Location: Cleveland, Ohio.
Description: A group of government agencies and private engineering firms developed a plan to restore nearly one mile of Big Creek, which was disfigured by decades of urban development. Intense development increased the volume of polluted stormwater that flowed into the creek, the Cuyahoga River and Lake Erie. Human activities also straightened the creek, separated it from natural floodplains and destroyed wetlands. The restoration work removed large debris from the creek, stabilized eroding stream banks, replaced defective culverts, created wetlands, reconnected the creek to the floodplain and restored its natural meander. Crews also planted native vegetation along the restored stream banks.

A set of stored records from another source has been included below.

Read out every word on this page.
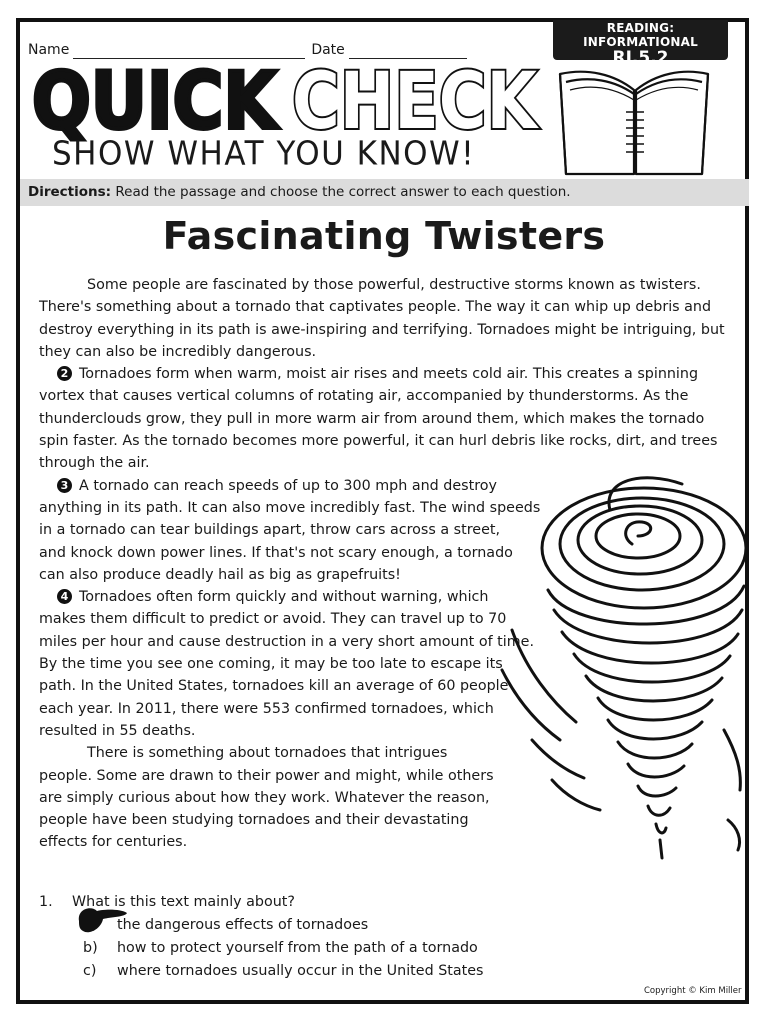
Name	Date
READING: INFORMATIONAL
RI.5.2
QUICK CHECK
SHOW WHAT YOU KNOW!
Directions: Read the passage and choose the correct answer to each question.
Fascinating Twisters

Some people are fascinated by those powerful, destructive storms known as twisters.
There's something about a tornado that captivates people. The way it can whip up debris and
destroy everything in its path is awe-inspiring and terrifying. Tornadoes might be intriguing, but
they can also be incredibly dangerous.

2 Tornadoes form when warm, moist air rises and meets cold air. This creates a spinning
vortex that causes vertical columns of rotating air, accompanied by thunderstorms. As the
thunderclouds grow, they pull in more warm air from around them, which makes the tornado
spin faster. As the tornado becomes more powerful, it can hurl debris like rocks, dirt, and trees
through the air.

3 A tornado can reach speeds of up to 300 mph and destroy
anything in its path. It can also move incredibly fast. The wind speeds
in a tornado can tear buildings apart, throw cars across a street,
and knock down power lines. If that's not scary enough, a tornado
can also produce deadly hail as big as grapefruits!

4 Tornadoes often form quickly and without warning, which
makes them difficult to predict or avoid. They can travel up to 70
miles per hour and cause destruction in a very short amount of time.
By the time you see one coming, it may be too late to escape its
path. In the United States, tornadoes kill an average of 60 people
each year. In 2011, there were 553 confirmed tornadoes, which
resulted in 55 deaths.

There is something about tornadoes that intrigues
people. Some are drawn to their power and might, while others
are simply curious about how they work. Whatever the reason,
people have been studying tornadoes and their devastating
effects for centuries.

1.	What is this text mainly about?
the dangerous effects of tornadoes
b)	how to protect yourself from the path of a tornado
c)	where tornadoes usually occur in the United States
Copyright © Kim Miller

Approximate cost of project: $923,758.
Resource challenges addressed: Soil erosion, non-point and point source pollution, excessive stormwater runoff, loss of wetlands and loss of fish and wildlife habitat.
Key partners (public and private): The cities of Parma and Cleveland, the Ohio Department of Transportation, and the Northeast Ohio Regional Sewer District and the city of Cleveland’s Division of Water Pollution Control. The engineering firms DLZ and Biohabitats designed the restoration project and managed construction activities. Biohabitats prepared stream channel restoration designs for 4,500 linear feet along the Chevrolet Branch of Big Creek.
Types of jobs created: Environmental engineers, hydrologists, ecologists, biologists, excavators, landscape architects and landscapers.
Results and accomplishments: The restoration work created wetlands and other habitat for fish and wildlife and restored a more natural flow in the creek. The work also curtailed flooding and reduced the volume of sediment and other pollutants that wash into the Cuyahoga River and Lake Erie following rain showers or periods of snow melt.